The reason is because if you continue with the same people you end up in the type of quagmire that we're in right now. You don't get fresh ideas. Our democracy needs to move at a fast pace. They need leadership. They need people that are coming in with new ideas.
The Progressive: Hunting culture and gun culture are very important to a lot of people in Wisconsin. How would you plan to address that during your campaign and during your term if you are elected?
I'm a gun owner. Nobody wants to take away your guns. We want to take guns out of the hands of people that don't deserve them. If you do deserve them, which most likely you do, then you shouldn't be worried about it because there's nobody who's going to take the guns out of your hands.
That's why guns are the sixth issue that I have on my agenda. It's more about economic stimulus, about creating more jobs and new ideas for immigration and other profound changes that need to happen.
The Progressive: What would you like to do for immigration?
We need to find a path of citizenship for anyone who's been here for longer than eight years. Not just because they deserve it, but also because they've already paid into the system.
Don't let people scare you about immigrants. They pay sales tax on everything they buy. They pay rentals. They do so much in terms of taxes and economics. If you give them a path to citizenship, ultimately in the next four years we'll have something like $850 billion flood into our nation.
If you've ever driven anywhere in this country you know that there's a vast need for people to come to this country to help build it. If we're not building, just like any corporation, we're dying.
That's the reason we had recession to begin with. Growth dropped. And one of the reasons was the GOP got really tough on immigration. If you kick people out of this country, and if people don't want to come to this country, you're going to have a hard time growing this country.
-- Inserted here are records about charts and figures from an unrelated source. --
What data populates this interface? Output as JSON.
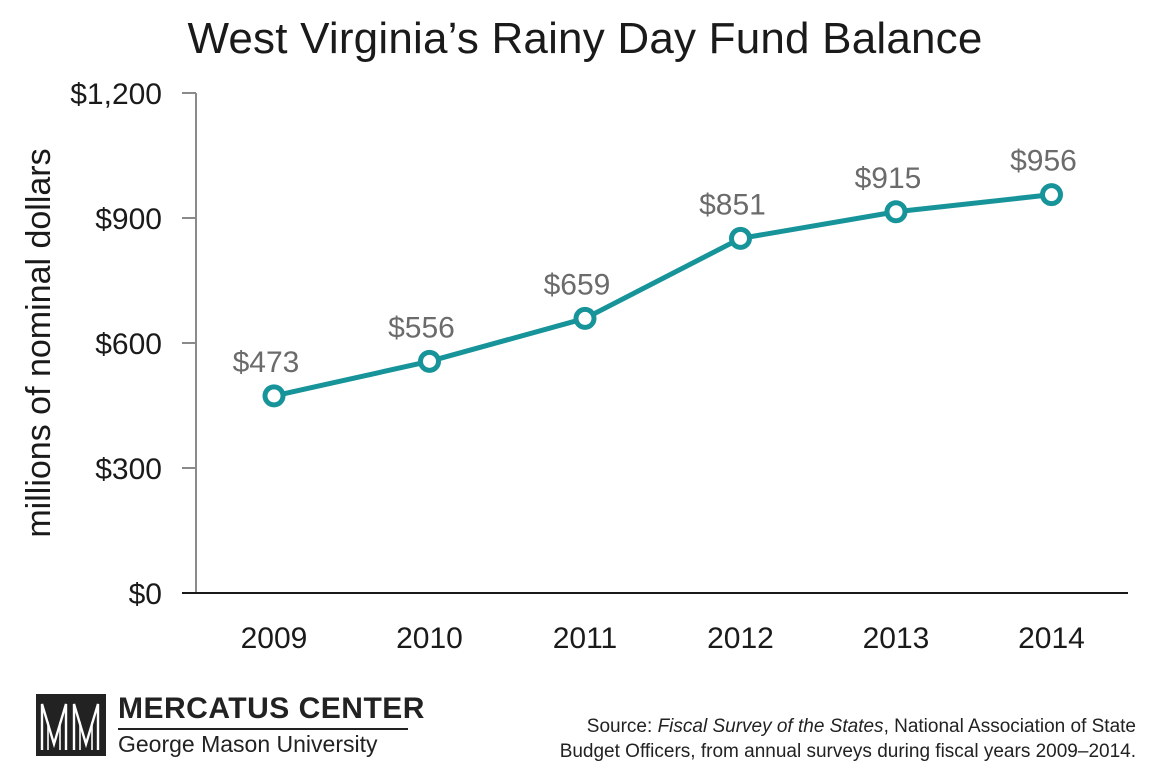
{
  "chart_data": {
    "type": "line",
    "title": "West Virginia’s Rainy Day Fund Balance",
    "ylabel": "millions of nominal dollars",
    "xlabel": "",
    "categories": [
      "2009",
      "2010",
      "2011",
      "2012",
      "2013",
      "2014"
    ],
    "series": [
      {
        "values": [
          473,
          556,
          659,
          851,
          915,
          956
        ]
      }
    ],
    "data_labels": [
      "$473",
      "$556",
      "$659",
      "$851",
      "$915",
      "$956"
    ],
    "ylim": [
      0,
      1200
    ],
    "yticks": [
      0,
      300,
      600,
      900,
      1200
    ],
    "ytick_labels": [
      "$0",
      "$300",
      "$600",
      "$900",
      "$1,200"
    ],
    "grid": false,
    "line_color": "#16949a"
  },
  "footer": {
    "logo": {
      "name": "MERCATUS CENTER",
      "subtitle": "George Mason University"
    },
    "source": {
      "prefix": "Source: ",
      "publication": "Fiscal Survey of the States",
      "rest_line1": ", National Association of State",
      "line2": "Budget Officers, from annual surveys during fiscal years 2009–2014."
    }
  }
}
The Progressive: Racial prejudice and religious prejudice have played a big role in your life already. How will you deal with that during your campaign?
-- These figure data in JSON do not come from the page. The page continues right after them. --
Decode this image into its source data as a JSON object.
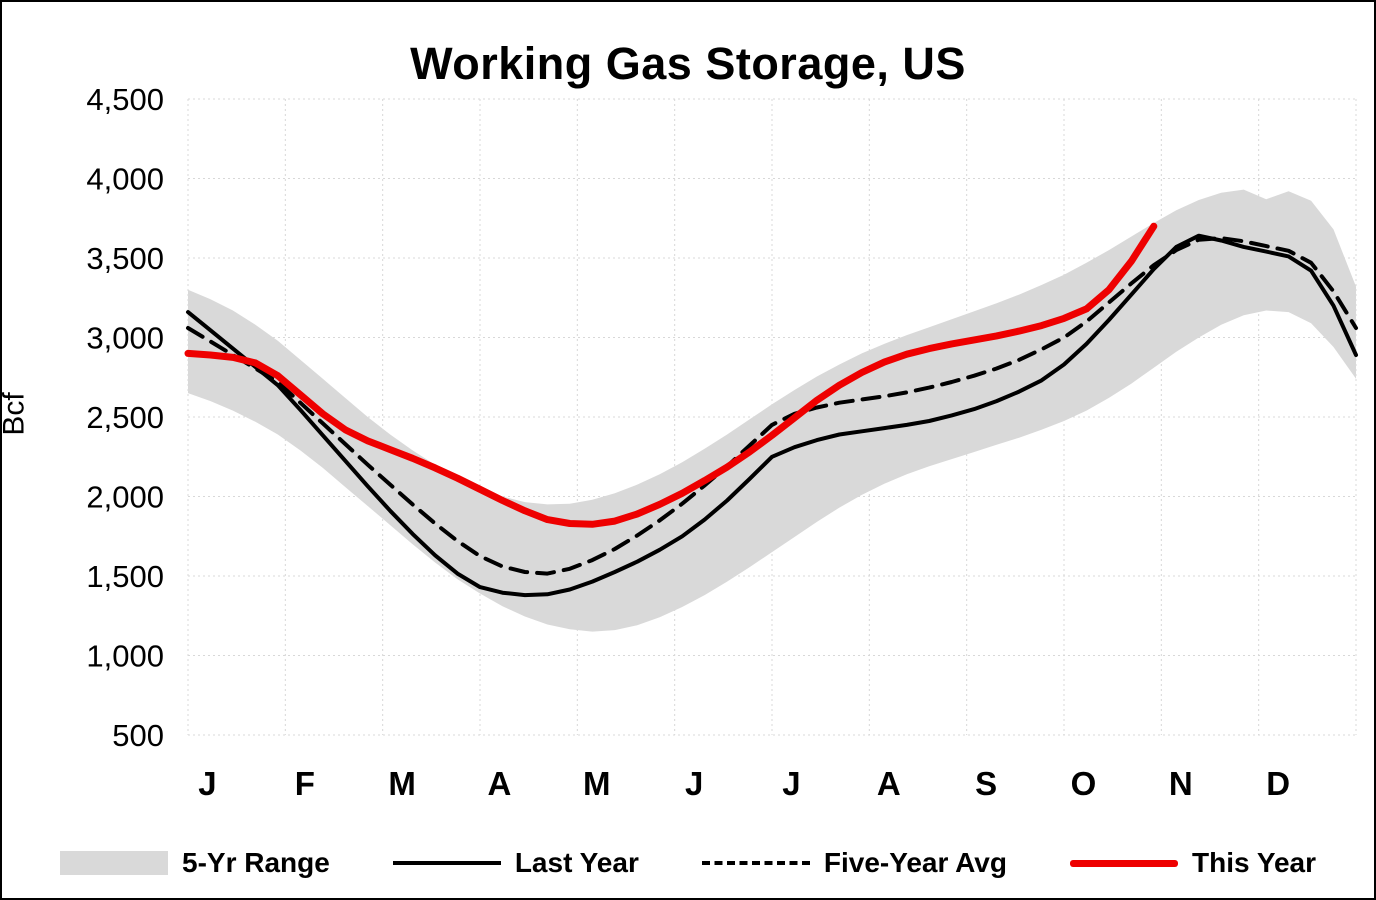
{
  "chart_data": {
    "type": "line",
    "title": "Working Gas Storage, US",
    "ylabel": "Bcf",
    "ylim": [
      500,
      4500
    ],
    "ytick_step": 500,
    "ytick_labels": [
      "500",
      "1,000",
      "1,500",
      "2,000",
      "2,500",
      "3,000",
      "3,500",
      "4,000",
      "4,500"
    ],
    "x_months": [
      "J",
      "F",
      "M",
      "A",
      "M",
      "J",
      "J",
      "A",
      "S",
      "O",
      "N",
      "D"
    ],
    "x_note": "weekly values, January through December",
    "grid": true,
    "legend_position": "bottom",
    "band": {
      "name": "5-Yr Range",
      "color": "#d9d9d9",
      "upper": [
        3300,
        3240,
        3170,
        3080,
        2980,
        2860,
        2740,
        2620,
        2500,
        2390,
        2290,
        2200,
        2120,
        2050,
        2000,
        1965,
        1950,
        1955,
        1980,
        2020,
        2075,
        2140,
        2215,
        2300,
        2390,
        2485,
        2580,
        2670,
        2755,
        2830,
        2900,
        2960,
        3015,
        3065,
        3115,
        3165,
        3215,
        3270,
        3330,
        3395,
        3470,
        3550,
        3635,
        3720,
        3800,
        3865,
        3910,
        3930,
        3870,
        3920,
        3860,
        3680,
        3320
      ],
      "lower": [
        2650,
        2600,
        2540,
        2470,
        2390,
        2290,
        2180,
        2060,
        1940,
        1820,
        1700,
        1585,
        1480,
        1390,
        1310,
        1245,
        1195,
        1165,
        1150,
        1160,
        1190,
        1240,
        1305,
        1380,
        1465,
        1555,
        1650,
        1745,
        1840,
        1930,
        2010,
        2080,
        2140,
        2190,
        2235,
        2280,
        2325,
        2370,
        2420,
        2475,
        2540,
        2620,
        2710,
        2810,
        2910,
        3000,
        3080,
        3140,
        3170,
        3160,
        3090,
        2940,
        2740
      ]
    },
    "series": [
      {
        "name": "Last Year",
        "style": "solid",
        "color": "#000000",
        "width": 4,
        "values": [
          3160,
          3045,
          2930,
          2815,
          2700,
          2545,
          2385,
          2225,
          2065,
          1910,
          1765,
          1630,
          1515,
          1430,
          1395,
          1380,
          1385,
          1415,
          1465,
          1525,
          1590,
          1665,
          1750,
          1855,
          1975,
          2110,
          2250,
          2310,
          2355,
          2390,
          2410,
          2430,
          2450,
          2475,
          2510,
          2550,
          2600,
          2660,
          2730,
          2830,
          2960,
          3110,
          3270,
          3430,
          3570,
          3640,
          3610,
          3570,
          3540,
          3510,
          3420,
          3200,
          2890
        ]
      },
      {
        "name": "Five-Year Avg",
        "style": "dashed",
        "dash": "17 10",
        "color": "#000000",
        "width": 4,
        "values": [
          3060,
          2975,
          2890,
          2805,
          2720,
          2590,
          2460,
          2330,
          2200,
          2075,
          1950,
          1830,
          1720,
          1625,
          1560,
          1525,
          1515,
          1545,
          1600,
          1670,
          1755,
          1850,
          1955,
          2070,
          2190,
          2320,
          2450,
          2520,
          2560,
          2590,
          2610,
          2630,
          2655,
          2685,
          2720,
          2760,
          2805,
          2860,
          2925,
          3000,
          3100,
          3220,
          3340,
          3455,
          3550,
          3615,
          3625,
          3605,
          3575,
          3545,
          3470,
          3290,
          3060
        ]
      },
      {
        "name": "This Year",
        "style": "solid",
        "color": "#ee0000",
        "width": 7,
        "values": [
          2900,
          2890,
          2875,
          2840,
          2760,
          2640,
          2520,
          2420,
          2350,
          2295,
          2240,
          2180,
          2115,
          2045,
          1975,
          1910,
          1855,
          1830,
          1825,
          1845,
          1890,
          1950,
          2020,
          2100,
          2185,
          2280,
          2385,
          2495,
          2605,
          2700,
          2780,
          2845,
          2895,
          2930,
          2960,
          2985,
          3010,
          3040,
          3075,
          3120,
          3180,
          3300,
          3480,
          3700
        ]
      }
    ]
  }
}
It's sad to say but somebody asked me about this the other day and I said I wouldn't be surprised if I have to deal with somebody burning a cross on my lawn. You know it and I know it, because we're both from that area. I wouldn't be surprised if people were to do some really gnarly stuff to me.
But ultimately I hope that the nation gets behind me, and that people see that's exactly who we're fighting. Those are the people who will support the other side.
The Progressive: What's your next step?
A listening tour. Coming to Wisconsin and doing a listening tour and really getting into the nooks and crannies. My platform is based on the idea of being face to face with the people and that's a vast difference from Ryan.
This video was broadcast by MSNBC on Oct. 17, 2013.